The infant Amrapali was reportedly found at the trunk of a mango tree in the city of Vaishali in around 600-500BCE in ancient India. Her name is made up of two Sanskrit words ‘Amra’ which means mango and ‘pallav’ meaning young leaves. She was raised by a couple from the city.
Amrapali grew up to be an extraordinarily beautiful and charming woman. She was trained in many classical dance forms and, she once participated in a dance competition. She won the competition and caught the eye of the nobles and princes. As was the custom, the winner of the competition was declared ‘Nagar Vadhu’ which means city courtesan. They all vied for her love and attention. To avoid conflict among them, she was declared a Nagar Vadhu. It was customary for a ‘Nagar Vadhu’ to dedicate herself to the pleasure of nobles and princes rather than be devoted to only one, but Amrapali had a right to choose her lover. She was also declared a court dancer.
Her beauty and talent attracted people from far and wide. Over time, she became richer than many nobles and princes of Vaishali. By then, Bimbisar, the King of Magadh, had heard about her. Magadh was an enemy state of Vaishali. He entered Vaishali in the disguise of an ordinary soldier, to spy on the democratic practices of Vaishali. He wanted to see how the government of Vaishali elected one Prince from among the many princes of various states. A chance meeting with Amrapali, during which Bimbisar saved her life, brought him in close proximity to her.
Bimbisar was a gifted musician himself. He spent many days with her in her palace. Amrapali found herself falling in love with him, and he reciprocated her feelings before revealing his true identity to her. She was shocked and anguished to find that she had fallen in love with the enemy, and she asked him to leave. However, Bimbisar managed to convince her to marry him. After a few days of their secret marriage, they were found out, and his true identity was revealed to the entire city. People thronged to Amrapali’s palace and blamed her for hiding an enemy.

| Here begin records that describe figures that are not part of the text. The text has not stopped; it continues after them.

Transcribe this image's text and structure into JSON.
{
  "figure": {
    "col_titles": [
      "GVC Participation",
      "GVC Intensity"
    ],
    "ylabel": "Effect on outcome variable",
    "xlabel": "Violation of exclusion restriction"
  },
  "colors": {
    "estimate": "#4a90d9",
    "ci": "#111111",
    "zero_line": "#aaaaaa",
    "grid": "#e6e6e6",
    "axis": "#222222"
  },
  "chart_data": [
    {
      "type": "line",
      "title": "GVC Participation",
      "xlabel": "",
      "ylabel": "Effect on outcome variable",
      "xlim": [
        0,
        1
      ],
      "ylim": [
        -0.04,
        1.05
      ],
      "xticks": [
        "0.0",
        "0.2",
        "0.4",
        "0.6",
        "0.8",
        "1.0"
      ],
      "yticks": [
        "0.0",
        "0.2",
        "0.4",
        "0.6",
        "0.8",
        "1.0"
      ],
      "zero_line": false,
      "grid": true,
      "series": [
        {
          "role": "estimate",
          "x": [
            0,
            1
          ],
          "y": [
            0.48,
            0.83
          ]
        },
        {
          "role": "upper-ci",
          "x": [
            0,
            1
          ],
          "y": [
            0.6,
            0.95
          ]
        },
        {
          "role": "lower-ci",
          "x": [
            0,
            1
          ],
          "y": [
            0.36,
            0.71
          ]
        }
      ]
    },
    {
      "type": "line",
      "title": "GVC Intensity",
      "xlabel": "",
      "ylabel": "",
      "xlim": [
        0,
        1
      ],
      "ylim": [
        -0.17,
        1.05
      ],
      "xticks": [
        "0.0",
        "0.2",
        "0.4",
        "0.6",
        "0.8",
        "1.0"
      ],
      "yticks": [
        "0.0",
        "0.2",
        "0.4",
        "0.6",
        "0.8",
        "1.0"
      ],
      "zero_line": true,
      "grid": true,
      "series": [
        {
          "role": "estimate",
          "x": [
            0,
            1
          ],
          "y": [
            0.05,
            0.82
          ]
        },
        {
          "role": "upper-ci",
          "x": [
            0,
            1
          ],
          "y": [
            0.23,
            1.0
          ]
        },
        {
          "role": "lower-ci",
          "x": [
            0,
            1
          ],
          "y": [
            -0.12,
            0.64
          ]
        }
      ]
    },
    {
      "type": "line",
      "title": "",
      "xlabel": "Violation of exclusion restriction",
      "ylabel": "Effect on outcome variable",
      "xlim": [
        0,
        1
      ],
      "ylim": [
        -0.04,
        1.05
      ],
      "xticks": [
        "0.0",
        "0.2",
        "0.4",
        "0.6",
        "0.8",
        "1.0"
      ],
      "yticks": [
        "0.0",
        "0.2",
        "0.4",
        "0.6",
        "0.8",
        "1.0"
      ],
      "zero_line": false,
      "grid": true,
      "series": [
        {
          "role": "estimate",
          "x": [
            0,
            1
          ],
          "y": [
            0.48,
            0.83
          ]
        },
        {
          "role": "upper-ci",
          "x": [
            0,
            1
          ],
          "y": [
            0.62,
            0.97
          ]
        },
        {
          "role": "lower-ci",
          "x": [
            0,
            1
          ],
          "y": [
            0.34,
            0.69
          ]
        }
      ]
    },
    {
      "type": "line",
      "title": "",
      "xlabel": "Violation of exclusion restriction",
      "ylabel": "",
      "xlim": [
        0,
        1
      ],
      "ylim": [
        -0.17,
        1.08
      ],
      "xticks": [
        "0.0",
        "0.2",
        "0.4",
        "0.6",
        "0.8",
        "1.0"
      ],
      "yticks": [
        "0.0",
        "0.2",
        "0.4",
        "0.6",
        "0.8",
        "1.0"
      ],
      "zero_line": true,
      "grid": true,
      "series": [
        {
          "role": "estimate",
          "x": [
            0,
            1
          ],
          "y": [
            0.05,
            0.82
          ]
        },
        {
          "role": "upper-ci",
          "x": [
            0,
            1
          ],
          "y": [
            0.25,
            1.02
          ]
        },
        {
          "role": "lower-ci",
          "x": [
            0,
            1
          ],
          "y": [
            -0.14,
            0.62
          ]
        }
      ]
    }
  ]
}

Amrapali was then taken a prisoner on charges of treason. Bimbisar managed to escape from the palace with the help of his soldiers. Amrapali was sentenced to life in prison. At that point in time, she was also pregnant with King Bimbisar’s child. Bimbisar learnt about the sentence given to his wife. He ordered an immediate attack on Vaishali in order to save his wife and his unborn child. Thousands of soldiers were killed during this attack, and there was vast destruction in Vaishali. Amrapali was heartbroken that her love led to the destruction of her beloved city and its people.
Bimbisar defeated Vaishali and managed to free Amrapali. When she was released from prison, she saw the thousands of bodies of the dead soldiers and women crying over dead bodies of their husbands, fathers and brother. She became dejected and restless, and she refused to go with Bimbisar.
A few days later, she learnt of Gautam Buddha (also known as The Buddha – founder of the world religion of Buddhism) visiting Vaishali. She invited him to her home and expressed her desire to take refuge with him. She donated her palace and the mango grove around it to ‘sangha’. She eventually became a ‘bhikshuni’ (female monk). Her son reportedly also became a monk.